The Texas Department of Transportation announced Thursday it intends to provide funding to keep several air traffic control towers open at 13 municipal airports.
The towers are set to close early next month, victims of federal sequestration.
In a news release, the agency said it "intends to fund continued service of air traffic controllers when federal funding goes away as a result of sequestration, or budget cuts."
The funding is pending approval by the Texas Transportation Commission, which plans to hold an emergency session next week to act on the funding.
"Safety is the primary reason we felt a need to take immediate action for the air travelers and business aircraft that use these airports," said Commissioner Fred Underwood, of the Texas Transportation Commission. "I am proud of our leaders for taking this extraordinary measure to ensure that those relying on these municipal airports will be able to depart and arrive safely and efficiently."
Stinson Municipal Airport in San Antonio was informed earlier this month they would lose federal funding for its FAA air traffic controllers and the Stinson tower would close starting April 7.
Instead of a controller, pilots would rely on something called UNICOM, a universal communication system that requires pilots to let each other know where they are in the air and when they are taking off and landing.
"Pilots are familiar with it.
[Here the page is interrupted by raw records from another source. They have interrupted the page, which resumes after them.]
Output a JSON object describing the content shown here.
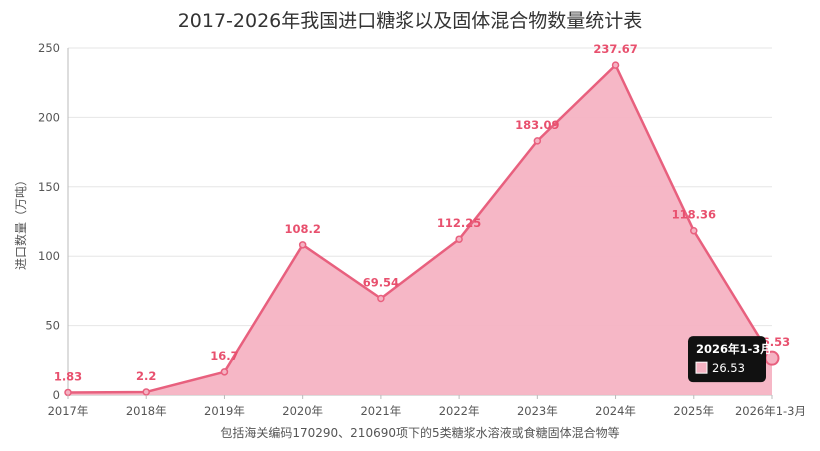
{
  "chart_data": {
    "type": "area",
    "title": "2017-2026年我国进口糖浆以及固体混合物数量统计表",
    "ylabel": "进口数量（万吨）",
    "xlabel": "包括海关编码170290、210690项下的5类糖浆水溶液或食糖固体混合物等",
    "categories": [
      "2017年",
      "2018年",
      "2019年",
      "2020年",
      "2021年",
      "2022年",
      "2023年",
      "2024年",
      "2025年",
      "2026年1-3月"
    ],
    "values": [
      1.83,
      2.2,
      16.7,
      108.2,
      69.54,
      112.25,
      183.09,
      237.67,
      118.36,
      26.53
    ],
    "data_labels": [
      "1.83",
      "2.2",
      "16.7",
      "108.2",
      "69.54",
      "112.25",
      "183.09",
      "237.67",
      "118.36",
      "26.53"
    ],
    "ylim": [
      0,
      250
    ],
    "yticks": [
      0,
      50,
      100,
      150,
      200,
      250
    ],
    "grid": "horizontal",
    "colors": {
      "line": "#e8607e",
      "fill": "#f5b3c3",
      "label": "#e8506e"
    },
    "tooltip": {
      "title": "2026年1-3月",
      "value": "26.53",
      "index": 9
    }
  }
}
They know the system," said airport spokesman Rich Johnson. "It's something that's used at hundreds of airports around the country and used at our airport at Stinson after 10 p.m."
Johnson said the UNICOM system is safe, but it's always better to have a second set of eyes on the skies. He's hoping TxDOT can come to the rescue and keep the Stinson tower open.
"We're kind of cautiously optimistic about what's going on," Johnson said. "It's something that we would look forward to, something that we would obviously welcome. It's always nice to have the extra layer of communication."
Local pilots and flight school operators were also optimistic about the new funding source.
"If they found the money and we can see some of that and keep the tower going, that's absolutely superb," said Brian Wells, assistant chief instructor at Sky Safety flight school. "I really don't want to see the tower close. It would really impact major aviation safety."
Wells has been worried about safety at the airport since it was announced the tower would likely close due to the automatic budget cuts.
He said Stinson is very busy with traffic from corporate jets, flight schools and the military and because it's so close to the runways at Lackland and Kelly, it can be a confusing place to fly into.
"People who are coming in here cross-country from elsewhere sometimes have to be told, 'Are you sure you’re looking at the right airport?' because they'll line themselves up for Kelly," Wells said. "If this facility is uncontrolled, that could be a problem."
Another concern Wells has is the impact the tower closure would have on pilots in training.
Private pilots are required to log at least three take-offs and landings at airports with a manned tower. If Stinson and the other regional towers were closed, that would force the student pilots to meet their requirements at busier airports like San Antonio International or Austin-Bergstrom International Airport.
"It wouldn't be a danger or anything like that but it would be a little disconcerting to be mixing student traffic in with airliners going into San Antonio or Bergstrom or someplace like that," Wells said.
If TxDOT approves the funding for the towers, it would keep the towers open at Stinson, San Marcos Municipal and New Braunfels Municipal airports.
"Flying is an integral part of commerce in Texas," said Phil Wilson, TxDOT executive director. "Local communities are counting on these airports to remain open for continued economic success."